Ve Fehmi Koru, “Yazarın ’Demek ki...’diye başlayan cümlesinin yanlışlığı ortada. Beyaz Saray’da bu konu konuşulmuş ve kararlılık sergilenmişse, bu, ABD’nin kendi örgütlediği bir çeteyi feda etmesi anlamına gelir; ABD’nin kendi oluşturduğu ve her dönemde arzu ettiği sonucu almak için kullandığı bir örgütü feda ederken hayli zorlandığını bile düşünebiliriz.
Kullanılanların ve kendilerini kullandıranların başına bu tür hoş olmayan olaylar gelebiliyor”  diyor.

***

Soruşturmada yayın yasağı olduğu halde, sanıkları bir kalemde Amerika’nın adamı ilan eden Fehmi Koru kendi yorumunun bir şaşkınlık olduğunu neden düşünemiyor acaba? Yani adamları hem Amerika örgütlüyor, hem de kullandıktan sonra atıyor!
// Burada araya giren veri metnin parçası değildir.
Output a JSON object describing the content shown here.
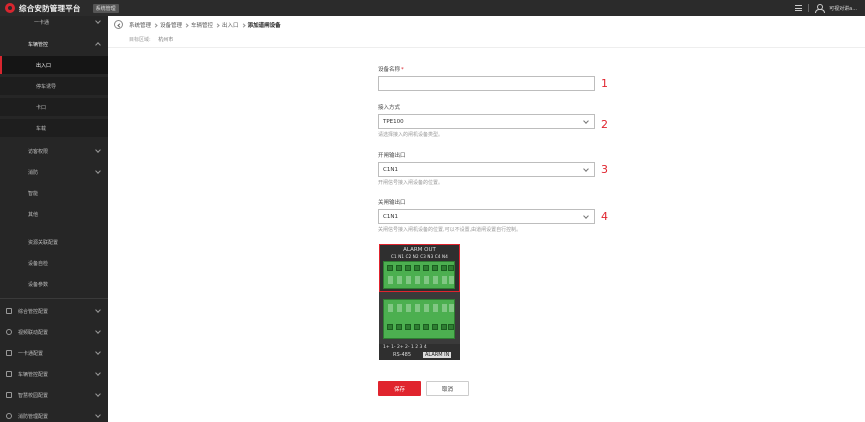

Peki ama Kemal Kerinçsiz’e Tayyip Erdoğan aleyhinde üç kuruşluk tazminat davası açtıran da Amerika mıdır?
Yine Hrant Dink ve Orhan Pamuk aleyhindeki davaları da CIA mı açtırdı? Yahut Güler Kömürcü’ye o değerli yazıları Amerika mı yazdırdı? Sevgi Erenerol’a Fener Rum Patrikhanesinin ekümenik iddiası ile mücadele görevini ABD mi verdi? Veya Veli Küçük’e jandarma istihbaratını kurma görevini ABD mi verdi yoksa dönemin üst düzey komutanları mı?
Kullanılma konusuna gelince!
NATO sürecinde ABD, Türkiye’yi bir bütün olarak kullanmıştır, halen de kullanıyor! Fakat eskileri şimdilik bir kenara koyalım! ABD şu anda kimi veya hangi kadroyu kullanıyor?  Fehmi Koru bu soruya dürüst bir cevap verebilir mi acaba?
Sorunun cevabını ben vereceğim merak etmesin!